Isolation for power line conditioner?

I have heard that many gain good results by providing isolation for their PLC units and was wondering what type of suggestions/experience folks out there may offer. I do currently have my line conditioner (Sound Application XE12-S) on a slab of MDF on aluminum cones. I put this together awhile back for the PLC I had at the time, and chose this route simply cuz I had the stuff lying around and it seemed to be better than nothing. That aside, considering this particular unit is, I believe, primarily a passive component, what solutions and ideas can you throw my way? Thanks in advance!
Good analogy Stehno, but you're contradicting one of your earlier posts. Either "every component is near equally susceptible to capturing air-borne vibrations" or they're not. I see no logical reason to except cables. Even though I say it somewhat mockingly, why wouldn't a house's main electrical panel be susceptible to the same claimed improvements heard by isolating and/or mechanically grounding a power line conditioner. The electric panel is just as much in the music signal loop as is the power conditioner.
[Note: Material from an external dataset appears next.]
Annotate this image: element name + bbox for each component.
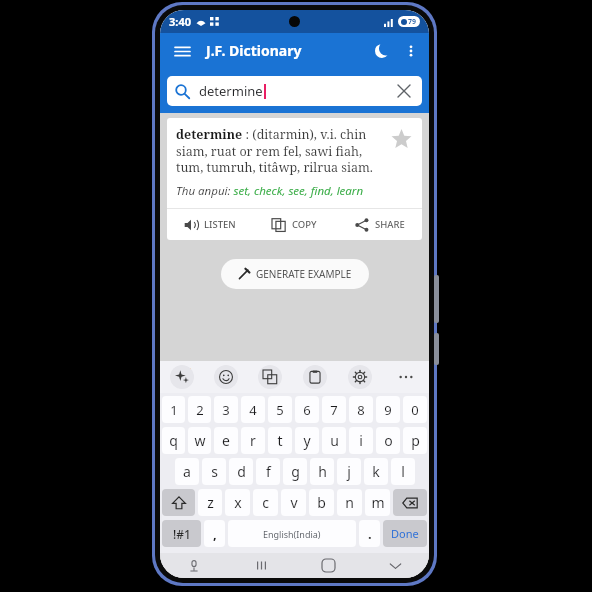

Am I the only one would finds Theaudiotweak's comment about the effect of Sistrum platforms on circuit gain as absurd? As audiophiles are we so desperate for performance improvements that we'll accept any claim, no matter how lacking in logical explanation, as potentially true?
Let see I own an RTA and I play a test tone thru my system with out Sistrum..and I measure the output and I record it on the RTA..Ya got it?..Now I do the same except this time I insert a Sistrum platform..and I measure it and I record it..Now I compare the two measurements in memory and the one with Sistrum has more output....And now for even something more absurd at least to you with the name that does a disservice to Bob Dylan. I have developed an acoustic device for some acoustic musical instruments that greatly extends the frequency extremes, coherency, focus and the output by 55%..All documented in my provisional US patent application..with photos and recordings not required..Its so absurdly good that when I first heard it with my ears, tears escaped from my eyes. You Sir need to always doubt and have no imagination..Tom
Onhwy61, you do err in the assumption that the quote from my earlier post included cables. It did not. Sorry for the confusion and perhaps the word 'component' should always imply everything. But until now whenever I mentioned the word 'component' I always meant in the context of the traditional source, pre, amp, turntable, etc.. Thanks for pointing that out.

Also, my stance in this post has been consistantly to address the original topic of line conditioners, not cables. Others brought up the cables topic and I simply offered my very speculative opinion on that.

But thanks for validating my analogy.

For most, the eletrical panel is not located in the same room as the speakers. Therefore, it would odd to try to include that in your argument. And I still stand by my statement that to the best of my guessing, an electrical cable, ic, or speaker cable in the same room as the speakers simply is not going to capture the same intensity of air-borne vibrations as the cdp, tt, pre, or amp. But I don't doubt that cables would capture a percentage of that intensity.

The reason for my seemingly contrarian nature in this thread stems from the fact that Centurymantra already had a form of isolation under his power conditioner and the responses indicated that he would reap substantial and significant benefits by switching to an alternative form of isolation (or mechanical grounding). Some even offered explanations as to why their recommended alternatives would work better. My harping on the cables and electric panel is to simply point out a weak area in their explanations. If vibration is a problem, then address it everywhere. Anything with mass is subject to the forces of external vibration, cables included. And yes, basements filled with mechanical equipment (furnaces, water heaters,, well pumps, etc.) subject the electric panel to vibration. Or just maybe, the farther away you get from components (I use the term all exclusively) that are directly in the audio signal path, the less benefit isolation becomes. Is it totally unreasonable to suppose that a power conditioner is far enough out of the signal path to not warrant sophisticated isolation techniques? If it's not, then where do you stop?

If my name is a disservice it's a disservice to Sunnyland Slim. Mr. Dylan only revisited the highway which originally Sunnyland rode. Also, what I lack is gullibility.